Ofcom regulates broadcast television, radio, and on-demand programme services under the Communications Act 2003 and the Broadcasting Act 1990. Its Broadcasting Code applies different standards to different content categories, with particularly strict rules around due impartiality in news. The crossover for journalists comes when the same individual publishes both IPSO-regulated online text and Ofcom-regulated video content.

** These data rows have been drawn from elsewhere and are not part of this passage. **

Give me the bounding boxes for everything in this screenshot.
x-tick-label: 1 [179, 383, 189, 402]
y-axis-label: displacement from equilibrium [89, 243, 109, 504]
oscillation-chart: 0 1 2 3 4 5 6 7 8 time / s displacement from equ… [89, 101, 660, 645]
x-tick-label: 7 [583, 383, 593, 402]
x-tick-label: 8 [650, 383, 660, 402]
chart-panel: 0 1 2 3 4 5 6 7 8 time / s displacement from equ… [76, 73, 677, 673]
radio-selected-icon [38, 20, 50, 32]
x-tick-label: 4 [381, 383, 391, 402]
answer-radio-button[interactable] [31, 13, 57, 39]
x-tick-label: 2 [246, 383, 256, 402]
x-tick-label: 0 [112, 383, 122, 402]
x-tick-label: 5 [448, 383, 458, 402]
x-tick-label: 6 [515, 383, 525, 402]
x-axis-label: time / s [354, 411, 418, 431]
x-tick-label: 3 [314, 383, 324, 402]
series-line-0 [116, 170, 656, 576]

In that scenario, the relevant code depends on the channel and format of the specific piece, not on the journalist's primary professional identity.

Neither code currently addresses AI-generated content in a fully developed way, so journalists using generative tools in their workflow should apply the most conservative reading of existing accuracy, attribution, and correction obligations until updated guidance is issued.

Practical Checklist

  • Check character or word limits for the specific platform before drafting.
  • Ensure the opening line / hook tweet stands alone as an accurate, complete statement.
  • Fill in alt-text for every image on Instagram and wherever the platform supports it.
  • If content is commercial or sponsored, follow ASA disclosure rules upfront.
  • Apply IPSO's Editors' Code accuracy standards to all content published under your byline.
  • If live-streaming for a regulated broadcaster, confirm Ofcom obligations before going live.
  • Cross-reference NUJ Freelance Fees Guide when setting Substack subscription pricing.
  • Avoid reproducing entire published articles verbatim; link out to the canonical version.
  • Review platform community guidelines before publishing sensitive reporting.
  • Keep records of social posts relating to significant stories in case of a complaint.

Common Mistakes

  • Treating social posts as off-the-record:IPSO Editors' Code obligations follow the journalist, not the masthead's own channels.
  • Burying caveats in long threads: A misleading opener shared without context can constitute inaccuracy even if corrections appear later in the thread.
  • Ignoring platform-specific accessibility features: Alt-text and closed captions are both best practice and, for public-sector journalists, may be a legal requirement under the Equality Act 2010.
  • Assuming Substack operates outside regulatory oversight: If your newsletter breaks a story that your IPSO-member employer then publishes, the original Substack post may be subject to the same accuracy standards.
  • Cross-posting without reformatting: Copy written for a 3,000-character LinkedIn post will underperform on TikTok and may breach character limits on X.